RINSKY: You’re too kind. You see the picture behind me? Daniel Arnold took a fantastic picture of an OJM, I believe in Midtown. Great eye, that guy.

NEVINS: We love Daniel Arnold. What’s your best and worst memory from your Bar Mitzvah?

RINSKY: Well, I had the flu. They had to pump me with steroids to get through it, actually. The best memory was the Allen Iverson signed memorabilia I got. I still have it. My dad’s friend, another shrink, gave it to me.

NEVINS: That’s fucking incredible. I had two hermit crabs growing up named Iverson and Vince Carter.

RINSKY: That was one of the best series ever.

NEVINS: Can you send a screenshot of your FanDuel/DraftKings/preferred gambling app transaction history?

Noah Rinsky

NEVINS: I recently had to sit shiva. Any OJM tips for shiva conduct?

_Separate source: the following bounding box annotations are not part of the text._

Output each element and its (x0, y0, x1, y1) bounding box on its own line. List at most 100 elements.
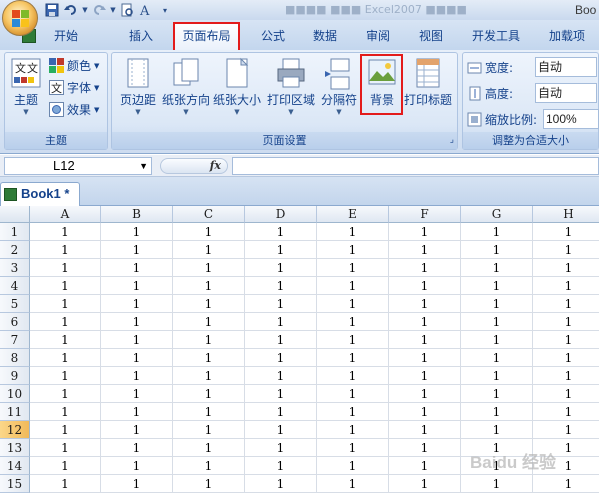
cell-A13[interactable]: 1 (30, 439, 101, 457)
cell-G5[interactable]: 1 (461, 295, 533, 313)
cell-A15[interactable]: 1 (30, 475, 101, 493)
row-header[interactable]: 14 (0, 457, 30, 475)
cell-C14[interactable]: 1 (173, 457, 245, 475)
row-header[interactable]: 2 (0, 241, 30, 259)
cell-A3[interactable]: 1 (30, 259, 101, 277)
height-select[interactable]: 自动 (535, 83, 597, 103)
cell-E13[interactable]: 1 (317, 439, 389, 457)
cell-E6[interactable]: 1 (317, 313, 389, 331)
tab-page-layout[interactable]: 页面布局 (173, 22, 240, 50)
print-titles-button[interactable]: 打印标题 (402, 57, 454, 107)
tab-developer[interactable]: 开发工具 (465, 26, 527, 46)
cell-B2[interactable]: 1 (101, 241, 173, 259)
breaks-button[interactable]: 分隔符 ▼ (319, 57, 359, 117)
cell-F10[interactable]: 1 (389, 385, 461, 403)
cell-B8[interactable]: 1 (101, 349, 173, 367)
tab-data[interactable]: 数据 (302, 26, 348, 46)
tab-insert[interactable]: 插入 (118, 26, 164, 46)
cell-E5[interactable]: 1 (317, 295, 389, 313)
column-header[interactable]: B (101, 206, 173, 223)
cell-D15[interactable]: 1 (245, 475, 317, 493)
cell-A4[interactable]: 1 (30, 277, 101, 295)
row-header[interactable]: 5 (0, 295, 30, 313)
row-header[interactable]: 6 (0, 313, 30, 331)
chevron-down-icon[interactable]: ▼ (139, 158, 148, 174)
cell-H15[interactable]: 1 (533, 475, 599, 493)
cell-C8[interactable]: 1 (173, 349, 245, 367)
cell-B1[interactable]: 1 (101, 223, 173, 241)
cell-C15[interactable]: 1 (173, 475, 245, 493)
cell-B14[interactable]: 1 (101, 457, 173, 475)
cell-C3[interactable]: 1 (173, 259, 245, 277)
insert-function-button[interactable]: fx (160, 158, 228, 174)
margins-button[interactable]: 页边距 ▼ (116, 57, 160, 117)
cell-E12[interactable]: 1 (317, 421, 389, 439)
cell-H9[interactable]: 1 (533, 367, 599, 385)
tab-view[interactable]: 视图 (408, 26, 454, 46)
cell-C5[interactable]: 1 (173, 295, 245, 313)
cell-B10[interactable]: 1 (101, 385, 173, 403)
cell-F12[interactable]: 1 (389, 421, 461, 439)
name-box[interactable]: L12 ▼ (4, 157, 152, 175)
cell-E10[interactable]: 1 (317, 385, 389, 403)
cell-F3[interactable]: 1 (389, 259, 461, 277)
row-header[interactable]: 10 (0, 385, 30, 403)
save-icon[interactable] (44, 2, 60, 18)
cell-B13[interactable]: 1 (101, 439, 173, 457)
cell-G11[interactable]: 1 (461, 403, 533, 421)
customize-icon[interactable]: ▾ (157, 2, 173, 18)
column-header[interactable]: E (317, 206, 389, 223)
cell-G15[interactable]: 1 (461, 475, 533, 493)
column-header[interactable]: F (389, 206, 461, 223)
cell-D5[interactable]: 1 (245, 295, 317, 313)
cell-F4[interactable]: 1 (389, 277, 461, 295)
row-header[interactable]: 8 (0, 349, 30, 367)
cell-E1[interactable]: 1 (317, 223, 389, 241)
cell-C9[interactable]: 1 (173, 367, 245, 385)
cell-C4[interactable]: 1 (173, 277, 245, 295)
column-header[interactable]: G (461, 206, 533, 223)
cell-A9[interactable]: 1 (30, 367, 101, 385)
tab-home[interactable]: 开始 (22, 26, 86, 46)
column-header[interactable]: D (245, 206, 317, 223)
cell-F13[interactable]: 1 (389, 439, 461, 457)
cell-A6[interactable]: 1 (30, 313, 101, 331)
cell-G9[interactable]: 1 (461, 367, 533, 385)
effects-button[interactable]: 效果 ▼ (49, 101, 99, 118)
cell-B12[interactable]: 1 (101, 421, 173, 439)
row-header[interactable]: 13 (0, 439, 30, 457)
cell-H6[interactable]: 1 (533, 313, 599, 331)
cell-G2[interactable]: 1 (461, 241, 533, 259)
cell-A14[interactable]: 1 (30, 457, 101, 475)
cell-D13[interactable]: 1 (245, 439, 317, 457)
cell-G4[interactable]: 1 (461, 277, 533, 295)
cell-H4[interactable]: 1 (533, 277, 599, 295)
chevron-down-icon[interactable]: ▼ (82, 2, 88, 18)
tab-review[interactable]: 审阅 (355, 26, 401, 46)
cell-H1[interactable]: 1 (533, 223, 599, 241)
column-header[interactable]: H (533, 206, 599, 223)
redo-icon[interactable] (91, 2, 107, 18)
cell-A2[interactable]: 1 (30, 241, 101, 259)
tab-formulas[interactable]: 公式 (250, 26, 296, 46)
cell-F11[interactable]: 1 (389, 403, 461, 421)
cell-C2[interactable]: 1 (173, 241, 245, 259)
formula-input[interactable] (232, 157, 599, 175)
cell-G12[interactable]: 1 (461, 421, 533, 439)
themes-button[interactable]: 文文 主题 ▼ (7, 57, 45, 117)
print-preview-icon[interactable] (119, 2, 135, 18)
cell-G10[interactable]: 1 (461, 385, 533, 403)
cell-A8[interactable]: 1 (30, 349, 101, 367)
cell-B5[interactable]: 1 (101, 295, 173, 313)
row-header[interactable]: 12 (0, 421, 30, 439)
cell-H7[interactable]: 1 (533, 331, 599, 349)
row-header[interactable]: 11 (0, 403, 30, 421)
cell-D2[interactable]: 1 (245, 241, 317, 259)
cell-C1[interactable]: 1 (173, 223, 245, 241)
cell-H8[interactable]: 1 (533, 349, 599, 367)
cell-D3[interactable]: 1 (245, 259, 317, 277)
cell-B9[interactable]: 1 (101, 367, 173, 385)
column-header[interactable]: A (30, 206, 101, 223)
dialog-launcher-icon[interactable]: ⌟ (450, 132, 454, 149)
cell-D6[interactable]: 1 (245, 313, 317, 331)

RINSKY: My condolences. Hopefully it was an ex-wife or something. Show up early and leave early. You get the most credit that way. I wouldn’t be late to a shiva if you can help it. Also, bring some zip-lock bags and big pockets.

NEVINS: Ideal for rugelach storage. And what’s the OJM philosophy on dick pics?

RINSKY: Dick pics seem like a losing proposition for straight men. But if you must send one, if it’s for some reason requested by the woman (they never are), I think it’s sort of interesting to send flaccid pics. Why? At least it begs them to ask the question. But putting a totally erect member on screen, gushing with blood and desire, there’s not much to say?

NEVINS: Totally void of aura and mystery. Anyway, money or clout?

RINSKY: Money or clout? Well, cash is king… but I don’t have enough clout to know how truly good it can be. I imagine for a guy like Larry David or Trump, the clout must be so addicting, the high so much better than anything money can buy, that you just have to keep getting more. You look at these guys in their late 70s who are still so hungry… it must really be something, ya know?

NEVINS: The grind is eternal. Last question: what’s your password?

RINSKY: bagelfucker69!

NEVINS: Hell yeah. You aced Search History.

RINSKY: Thanks, Jake. Fun talking to you, and I hate talking to most people.